Medicinal Food Meets Epigenetics

E pigenetics is the study of inherited changes in phenotype (appearance) or gene expression caused by mechanisms other than changes in the underlying DNA sequence. Seminal work in the field was conducted during the 1950s by Barbara McClintock, who while working at Cold Spring Harbor Laboratory revealed that there were heritable yet reversible modifications in human gene expression that occurred over generations. In 1975 Arthur Riggs and Robin Holliday separately reported that DNA modification was mediated by cytosine methylation. DNA methylation represented an entirely new mechanism for the regulation of gene expression. A second fundamental observation was made in 1964 by Vincent Allfrey at Rockefeller University, who posited that the reversible acetylation of nuclear histone proteins could also regulate transcription. However, it wasn't until 1996, when C. David Allis's laboratory cloned the histone acetyltransferase (HAT1) and confirmed its homology with yeast Gcn5 almost simultaneously with Schreiber's laboratory at Harvard University describing the first histone deacetylase (HDAC), that Allfrey's original observation was confirmed and the field of epigenetics was born.

We now recognize that gene expression only starts at the level of DNA. To achieve function, proteins must survive a myriad of regulatory hurdles that begin with DNA methylation and histone acetylation. They must then circumvent down-regulation with small interfering RNA and successfully negotiate chaperone interactions before they can assume their quaternary structure under the further influence of phosphorylation, glycosylation, and glutathionylation. It is increasingly evident that the publication of the final human genome map in 2003 marked not the end but the beginning of our quest to understand the complexities of human biology.

In the current issue of the Journal of Medicinal Food, Si Yong Park and collaborators report the activity of grape seed extract (GSE) as a regulator of histone acetylation, providing a new and exciting possible insight into the activity of the polyphenols found in grape products. ¹ These investigators used prostate cancer to examine the effects of GSE on androgen receptor (AR)-regulated genes. The effect of a methanol extract of grape seeds on HAT activity was measured by autoradiography. RNA and protein expressions were then measured and compared with cell viability and cell cycle analysis. They found that HAT activity is inhibited by GSE and that this inhibition results in the down-regulation of several genes under AR control. While HDAC activity appeared unaffected, HAT activity was inhibited up to 80%, resulting in the repression of AR-mediated transcription in the LnCAP human prostate cancer cell line model. Cell viability assessed by tetrazolium [3-(4,5-dimethylthiazol-2-yl)-2,5-diphenyltetrazolium bromide] reduction was reduced by 18%, associated with a shift to sub-G₁ and the induction of apoptosis. The authors' findings indicate that among the known anti-inflammatory and antioxidant properties of GSE we must now include HAT inhibitory properties as important mediators of GSE's biological actions.

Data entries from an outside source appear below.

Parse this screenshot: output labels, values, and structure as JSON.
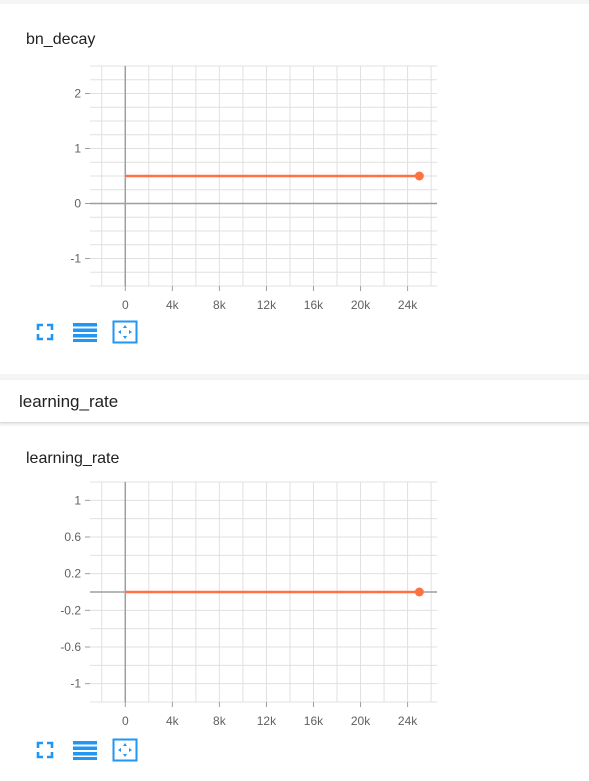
{
  "colors": {
    "series": "#ff7043",
    "grid": "#e0e0e0",
    "axis": "#9e9e9e",
    "icon": "#2196f3"
  },
  "section": {
    "title": "learning_rate"
  },
  "toolbar": {
    "icons": [
      "expand-icon",
      "list-icon",
      "fit-domain-icon"
    ]
  },
  "chart_data": [
    {
      "type": "line",
      "title": "bn_decay",
      "x": [
        0,
        25000
      ],
      "y": [
        0.5,
        0.5
      ],
      "xlim": [
        -3000,
        26500
      ],
      "ylim": [
        -1.5,
        2.5
      ],
      "xticks": [
        0,
        4000,
        8000,
        12000,
        16000,
        20000,
        24000
      ],
      "xtick_labels": [
        "0",
        "4k",
        "8k",
        "12k",
        "16k",
        "20k",
        "24k"
      ],
      "yticks": [
        -1,
        0,
        1,
        2
      ],
      "ytick_labels": [
        "-1",
        "0",
        "1",
        "2"
      ],
      "ygrid": [
        -1.5,
        -1.25,
        -1,
        -0.75,
        -0.5,
        -0.25,
        0,
        0.25,
        0.5,
        0.75,
        1,
        1.25,
        1.5,
        1.75,
        2,
        2.25,
        2.5
      ],
      "grid": true
    },
    {
      "type": "line",
      "title": "learning_rate",
      "x": [
        0,
        25000
      ],
      "y": [
        0.0,
        0.0
      ],
      "xlim": [
        -3000,
        26500
      ],
      "ylim": [
        -1.2,
        1.2
      ],
      "xticks": [
        0,
        4000,
        8000,
        12000,
        16000,
        20000,
        24000
      ],
      "xtick_labels": [
        "0",
        "4k",
        "8k",
        "12k",
        "16k",
        "20k",
        "24k"
      ],
      "yticks": [
        -1,
        -0.6,
        -0.2,
        0.2,
        0.6,
        1
      ],
      "ytick_labels": [
        "-1",
        "-0.6",
        "-0.2",
        "0.2",
        "0.6",
        "1"
      ],
      "ygrid": [
        -1.2,
        -1,
        -0.8,
        -0.6,
        -0.4,
        -0.2,
        0,
        0.2,
        0.4,
        0.6,
        0.8,
        1,
        1.2
      ],
      "grid": true
    }
  ]
}
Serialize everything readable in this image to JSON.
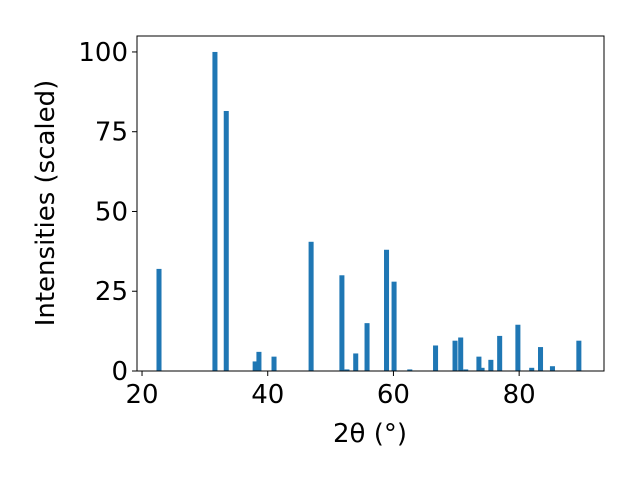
{
  "chart_data": {
    "type": "bar",
    "xlabel": "2θ (°)",
    "ylabel": "Intensities (scaled)",
    "x": [
      22.7,
      31.6,
      33.4,
      38.0,
      38.6,
      41.0,
      46.9,
      51.8,
      52.6,
      54.0,
      55.8,
      58.9,
      60.1,
      62.6,
      66.7,
      69.8,
      70.7,
      71.5,
      73.6,
      74.1,
      75.5,
      76.9,
      79.8,
      82.0,
      83.4,
      85.3,
      89.5
    ],
    "values": [
      32,
      100,
      81.5,
      3,
      6,
      4.5,
      40.5,
      30,
      0.5,
      5.5,
      15,
      38,
      28,
      0.5,
      8,
      9.5,
      10.5,
      0.5,
      4.5,
      1,
      3.5,
      11,
      14.5,
      1,
      7.5,
      1.5,
      9.5
    ],
    "color": "#1f77b4",
    "xlim": [
      19.2,
      93.5
    ],
    "xticks": [
      20,
      40,
      60,
      80
    ],
    "ylim": [
      0,
      105
    ],
    "yticks": [
      0,
      25,
      50,
      75,
      100
    ]
  }
}
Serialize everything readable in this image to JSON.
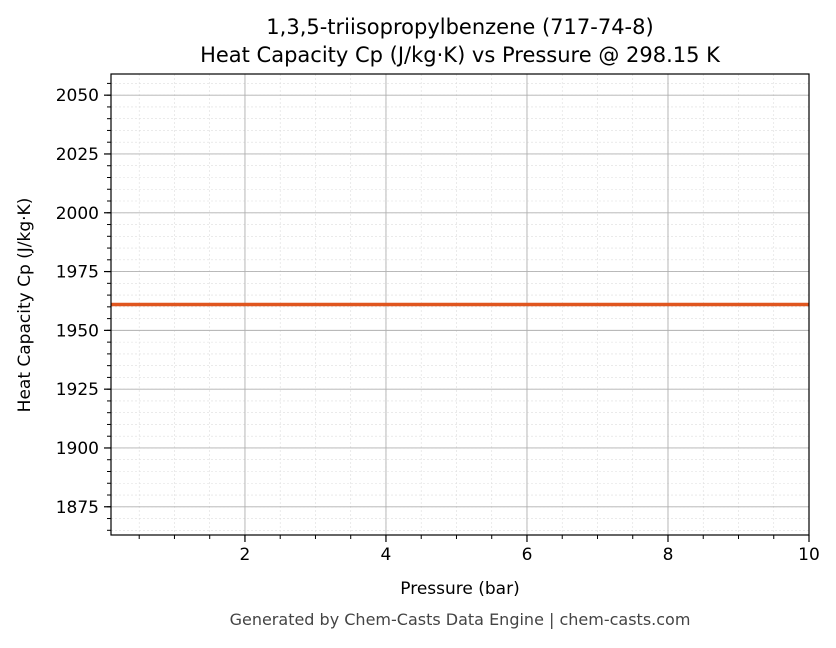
{
  "chart_data": {
    "type": "line",
    "title_line1": "1,3,5-triisopropylbenzene (717-74-8)",
    "title_line2": "Heat Capacity Cp (J/kg·K) vs Pressure @ 298.15 K",
    "xlabel": "Pressure (bar)",
    "ylabel": "Heat Capacity Cp (J/kg·K)",
    "xlim": [
      0.1,
      10
    ],
    "ylim": [
      1863,
      2059
    ],
    "xticks": [
      2,
      4,
      6,
      8,
      10
    ],
    "yticks": [
      1875,
      1900,
      1925,
      1950,
      1975,
      2000,
      2025,
      2050
    ],
    "grid": true,
    "minor_grid": true,
    "series": [
      {
        "x": [
          0.1,
          10
        ],
        "y": [
          1961,
          1961
        ],
        "color": "#e0561f"
      }
    ]
  },
  "footer": "Generated by Chem-Casts Data Engine | chem-casts.com"
}
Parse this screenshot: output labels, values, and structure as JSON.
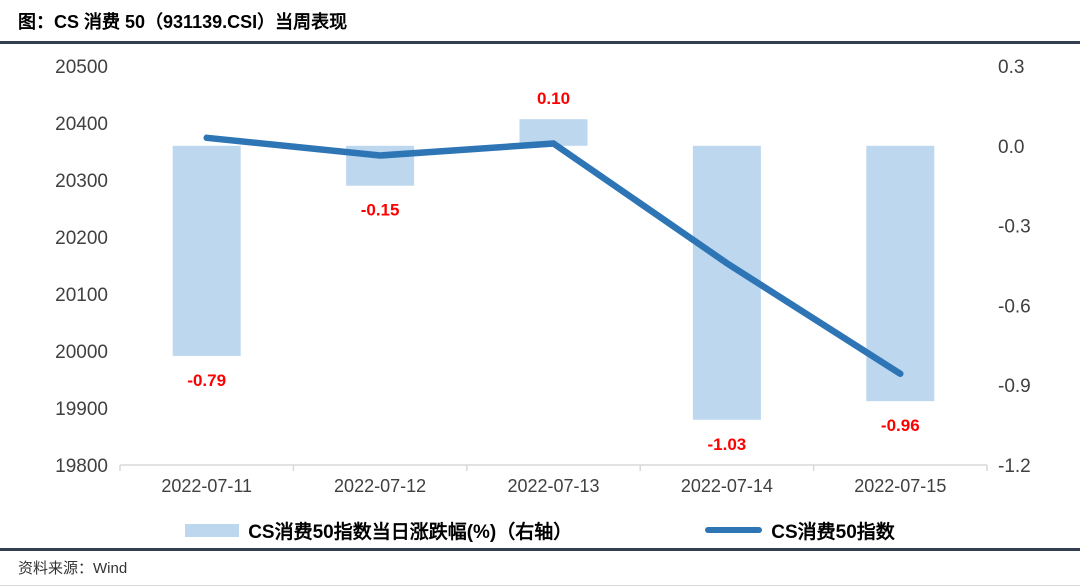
{
  "page": {
    "title": "图：CS 消费 50（931139.CSI）当周表现",
    "source": "资料来源：Wind"
  },
  "colors": {
    "bar_fill": "#BDD7EE",
    "line_stroke": "#2E75B6",
    "data_label": "#FF0000",
    "divider": "#333F50",
    "axis_line": "#D9D9D9",
    "axis_text": "#404040"
  },
  "chart_data": {
    "type": "bar",
    "subtype": "dual-axis bar + line combo",
    "title": "图：CS 消费 50（931139.CSI）当周表现",
    "categories": [
      "2022-07-11",
      "2022-07-12",
      "2022-07-13",
      "2022-07-14",
      "2022-07-15"
    ],
    "series": [
      {
        "name": "CS消费50指数当日涨跌幅(%)（右轴）",
        "type": "bar",
        "axis": "right",
        "values": [
          -0.79,
          -0.15,
          0.1,
          -1.03,
          -0.96
        ],
        "value_labels": [
          "-0.79",
          "-0.15",
          "0.10",
          "-1.03",
          "-0.96"
        ]
      },
      {
        "name": "CS消费50指数",
        "type": "line",
        "axis": "left",
        "values": [
          20374,
          20343,
          20364,
          20154,
          19960
        ]
      }
    ],
    "left_axis": {
      "min": 19800,
      "max": 20500,
      "step": 100,
      "tick_labels": [
        "20500",
        "20400",
        "20300",
        "20200",
        "20100",
        "20000",
        "19900",
        "19800"
      ]
    },
    "right_axis": {
      "min": -1.2,
      "max": 0.3,
      "step": 0.3,
      "tick_labels": [
        "0.3",
        "0.0",
        "-0.3",
        "-0.6",
        "-0.9",
        "-1.2"
      ]
    },
    "grid": false,
    "legend_position": "bottom",
    "xlabel": "",
    "ylabel_left": "",
    "ylabel_right": ""
  }
}
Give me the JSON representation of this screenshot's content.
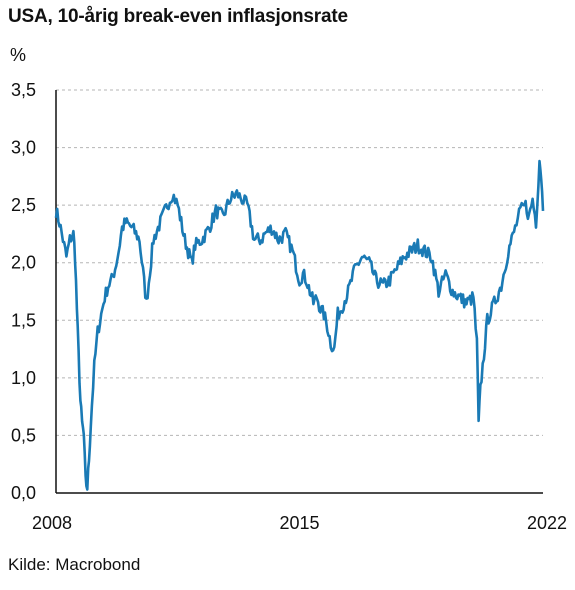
{
  "chart_data": {
    "type": "line",
    "title": "USA, 10-årig break-even inflasjonsrate",
    "ylabel": "%",
    "xlabel": "",
    "ylim": [
      0,
      3.5
    ],
    "xlim": [
      2008.0,
      2022.0
    ],
    "yticks": [
      "0,0",
      "0,5",
      "1,0",
      "1,5",
      "2,0",
      "2,5",
      "3,0",
      "3,5"
    ],
    "xticks": [
      "2008",
      "2015",
      "2022"
    ],
    "grid": "horizontal dashed",
    "line_color": "#1a7ab5",
    "series": [
      {
        "x": [
          2008.0,
          2008.1,
          2008.2,
          2008.3,
          2008.4,
          2008.5,
          2008.55,
          2008.6,
          2008.65,
          2008.7,
          2008.75,
          2008.8,
          2008.85,
          2008.9,
          2008.95,
          2009.0,
          2009.1,
          2009.2,
          2009.3,
          2009.4,
          2009.5,
          2009.6,
          2009.7,
          2009.8,
          2009.9,
          2010.0,
          2010.2,
          2010.4,
          2010.6,
          2010.8,
          2011.0,
          2011.2,
          2011.35,
          2011.5,
          2011.6,
          2011.7,
          2011.8,
          2011.9,
          2012.0,
          2012.2,
          2012.4,
          2012.6,
          2012.8,
          2013.0,
          2013.2,
          2013.35,
          2013.5,
          2013.7,
          2013.9,
          2014.0,
          2014.2,
          2014.4,
          2014.6,
          2014.8,
          2015.0,
          2015.1,
          2015.2,
          2015.3,
          2015.4,
          2015.5,
          2015.6,
          2015.7,
          2015.8,
          2015.9,
          2016.0,
          2016.1,
          2016.2,
          2016.4,
          2016.6,
          2016.8,
          2017.0,
          2017.2,
          2017.4,
          2017.6,
          2017.8,
          2018.0,
          2018.2,
          2018.4,
          2018.6,
          2018.8,
          2019.0,
          2019.2,
          2019.4,
          2019.6,
          2019.8,
          2020.0,
          2020.1,
          2020.15,
          2020.2,
          2020.3,
          2020.4,
          2020.6,
          2020.8,
          2021.0,
          2021.2,
          2021.35,
          2021.5,
          2021.6,
          2021.7,
          2021.8,
          2021.9,
          2021.95,
          2022.0
        ],
        "values": [
          2.45,
          2.35,
          2.2,
          2.05,
          2.2,
          2.25,
          2.05,
          1.6,
          1.2,
          0.8,
          0.6,
          0.5,
          0.1,
          0.05,
          0.3,
          0.6,
          1.1,
          1.4,
          1.55,
          1.7,
          1.8,
          1.85,
          1.95,
          2.1,
          2.3,
          2.35,
          2.3,
          2.2,
          1.65,
          2.2,
          2.35,
          2.5,
          2.6,
          2.5,
          2.35,
          2.2,
          2.1,
          2.0,
          2.15,
          2.2,
          2.3,
          2.45,
          2.4,
          2.55,
          2.6,
          2.55,
          2.5,
          2.2,
          2.2,
          2.25,
          2.3,
          2.2,
          2.25,
          2.1,
          1.85,
          1.9,
          1.85,
          1.75,
          1.65,
          1.7,
          1.6,
          1.55,
          1.45,
          1.3,
          1.25,
          1.55,
          1.6,
          1.75,
          1.95,
          2.05,
          2.0,
          1.85,
          1.8,
          1.85,
          1.95,
          2.05,
          2.1,
          2.15,
          2.1,
          2.05,
          1.75,
          1.9,
          1.75,
          1.7,
          1.65,
          1.7,
          1.3,
          0.6,
          0.9,
          1.2,
          1.5,
          1.65,
          1.8,
          2.1,
          2.3,
          2.45,
          2.5,
          2.4,
          2.55,
          2.35,
          2.9,
          2.75,
          2.45
        ]
      }
    ]
  },
  "source_label": "Kilde: Macrobond"
}
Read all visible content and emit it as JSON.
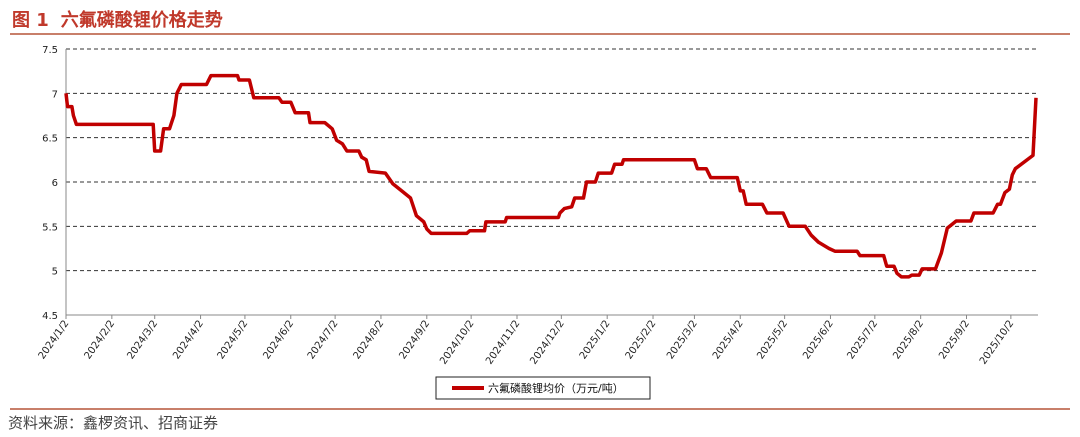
{
  "figure": {
    "number": "图 1",
    "title": "六氟磷酸锂价格走势",
    "source": "资料来源：鑫椤资讯、招商证券"
  },
  "chart_data": {
    "type": "line",
    "ylim": [
      4.5,
      7.5
    ],
    "yticks": [
      "4.5",
      "5",
      "5.5",
      "6",
      "6.5",
      "7",
      "7.5"
    ],
    "grid": "horizontal dashed",
    "legend_position": "bottom-center",
    "xticks": [
      "2024/1/2",
      "2024/2/2",
      "2024/3/2",
      "2024/4/2",
      "2024/5/2",
      "2024/6/2",
      "2024/7/2",
      "2024/8/2",
      "2024/9/2",
      "2024/10/2",
      "2024/11/2",
      "2024/12/2",
      "2025/1/2",
      "2025/2/2",
      "2025/3/2",
      "2025/4/2",
      "2025/5/2",
      "2025/6/2",
      "2025/7/2",
      "2025/8/2",
      "2025/9/2",
      "2025/10/2"
    ],
    "series": [
      {
        "name": "六氟磷酸锂均价（万元/吨）",
        "color": "#c00000",
        "points": [
          [
            "2024/1/2",
            7.0
          ],
          [
            "2024/1/3",
            6.85
          ],
          [
            "2024/1/6",
            6.85
          ],
          [
            "2024/1/7",
            6.75
          ],
          [
            "2024/1/9",
            6.65
          ],
          [
            "2024/3/1",
            6.65
          ],
          [
            "2024/3/2",
            6.35
          ],
          [
            "2024/3/6",
            6.35
          ],
          [
            "2024/3/8",
            6.6
          ],
          [
            "2024/3/12",
            6.6
          ],
          [
            "2024/3/15",
            6.75
          ],
          [
            "2024/3/17",
            7.0
          ],
          [
            "2024/3/20",
            7.1
          ],
          [
            "2024/4/6",
            7.1
          ],
          [
            "2024/4/9",
            7.2
          ],
          [
            "2024/4/27",
            7.2
          ],
          [
            "2024/4/28",
            7.15
          ],
          [
            "2024/5/5",
            7.15
          ],
          [
            "2024/5/8",
            6.95
          ],
          [
            "2024/5/25",
            6.95
          ],
          [
            "2024/5/27",
            6.9
          ],
          [
            "2024/6/2",
            6.9
          ],
          [
            "2024/6/5",
            6.78
          ],
          [
            "2024/6/14",
            6.78
          ],
          [
            "2024/6/15",
            6.67
          ],
          [
            "2024/6/25",
            6.67
          ],
          [
            "2024/6/30",
            6.6
          ],
          [
            "2024/7/3",
            6.47
          ],
          [
            "2024/7/7",
            6.43
          ],
          [
            "2024/7/10",
            6.35
          ],
          [
            "2024/7/18",
            6.35
          ],
          [
            "2024/7/20",
            6.28
          ],
          [
            "2024/7/23",
            6.25
          ],
          [
            "2024/7/25",
            6.12
          ],
          [
            "2024/8/5",
            6.1
          ],
          [
            "2024/8/10",
            5.98
          ],
          [
            "2024/8/16",
            5.9
          ],
          [
            "2024/8/22",
            5.82
          ],
          [
            "2024/8/26",
            5.62
          ],
          [
            "2024/8/31",
            5.55
          ],
          [
            "2024/9/2",
            5.47
          ],
          [
            "2024/9/5",
            5.42
          ],
          [
            "2024/9/29",
            5.42
          ],
          [
            "2024/10/1",
            5.45
          ],
          [
            "2024/10/11",
            5.45
          ],
          [
            "2024/10/12",
            5.55
          ],
          [
            "2024/10/25",
            5.55
          ],
          [
            "2024/10/26",
            5.6
          ],
          [
            "2024/11/30",
            5.6
          ],
          [
            "2024/12/1",
            5.65
          ],
          [
            "2024/12/4",
            5.7
          ],
          [
            "2024/12/9",
            5.72
          ],
          [
            "2024/12/11",
            5.82
          ],
          [
            "2024/12/17",
            5.82
          ],
          [
            "2024/12/19",
            6.0
          ],
          [
            "2024/12/25",
            6.0
          ],
          [
            "2024/12/27",
            6.1
          ],
          [
            "2025/1/5",
            6.1
          ],
          [
            "2025/1/7",
            6.2
          ],
          [
            "2025/1/12",
            6.2
          ],
          [
            "2025/1/13",
            6.25
          ],
          [
            "2025/3/2",
            6.25
          ],
          [
            "2025/3/4",
            6.15
          ],
          [
            "2025/3/10",
            6.15
          ],
          [
            "2025/3/13",
            6.05
          ],
          [
            "2025/3/31",
            6.05
          ],
          [
            "2025/4/2",
            5.9
          ],
          [
            "2025/4/4",
            5.9
          ],
          [
            "2025/4/6",
            5.75
          ],
          [
            "2025/4/17",
            5.75
          ],
          [
            "2025/4/20",
            5.65
          ],
          [
            "2025/5/1",
            5.65
          ],
          [
            "2025/5/5",
            5.5
          ],
          [
            "2025/5/16",
            5.5
          ],
          [
            "2025/5/20",
            5.4
          ],
          [
            "2025/5/25",
            5.32
          ],
          [
            "2025/6/1",
            5.25
          ],
          [
            "2025/6/5",
            5.22
          ],
          [
            "2025/6/20",
            5.22
          ],
          [
            "2025/6/22",
            5.17
          ],
          [
            "2025/7/8",
            5.17
          ],
          [
            "2025/7/10",
            5.05
          ],
          [
            "2025/7/15",
            5.05
          ],
          [
            "2025/7/17",
            4.97
          ],
          [
            "2025/7/20",
            4.93
          ],
          [
            "2025/7/25",
            4.93
          ],
          [
            "2025/7/27",
            4.95
          ],
          [
            "2025/8/1",
            4.95
          ],
          [
            "2025/8/3",
            5.02
          ],
          [
            "2025/8/12",
            5.02
          ],
          [
            "2025/8/16",
            5.2
          ],
          [
            "2025/8/20",
            5.48
          ],
          [
            "2025/8/23",
            5.52
          ],
          [
            "2025/8/26",
            5.56
          ],
          [
            "2025/9/5",
            5.56
          ],
          [
            "2025/9/7",
            5.65
          ],
          [
            "2025/9/20",
            5.65
          ],
          [
            "2025/9/23",
            5.75
          ],
          [
            "2025/9/25",
            5.75
          ],
          [
            "2025/9/28",
            5.88
          ],
          [
            "2025/10/1",
            5.92
          ],
          [
            "2025/10/3",
            6.08
          ],
          [
            "2025/10/5",
            6.15
          ],
          [
            "2025/10/17",
            6.3
          ],
          [
            "2025/10/19",
            6.95
          ]
        ]
      }
    ]
  }
}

What is most exciting about this line of research is that it forces us to confront the reality that human biology is not linear. Our attempts to capture biological phenomena in silico, culminating in the human genome project, are continually thwarted by the complexities, redundancies, and promiscuities of human physiology. The simplistic view of antioxidants as chemical reactants with free radicals at the level of stoichiometry was dealt a deathblow by the description of keap-1 and nrf2 that defined critical gene regulatory roles for these important nutrients. As the authors of this article point out, many substances—including curcumin and diallyl sulfide—may, in part, provide their salutary benefits through the histone acetylation/deacetylation pathways. The findings in this article, in keeping with the growing field of epigenetics, force us to once again to confront the humbling recognition that genotype ≠ phenotype.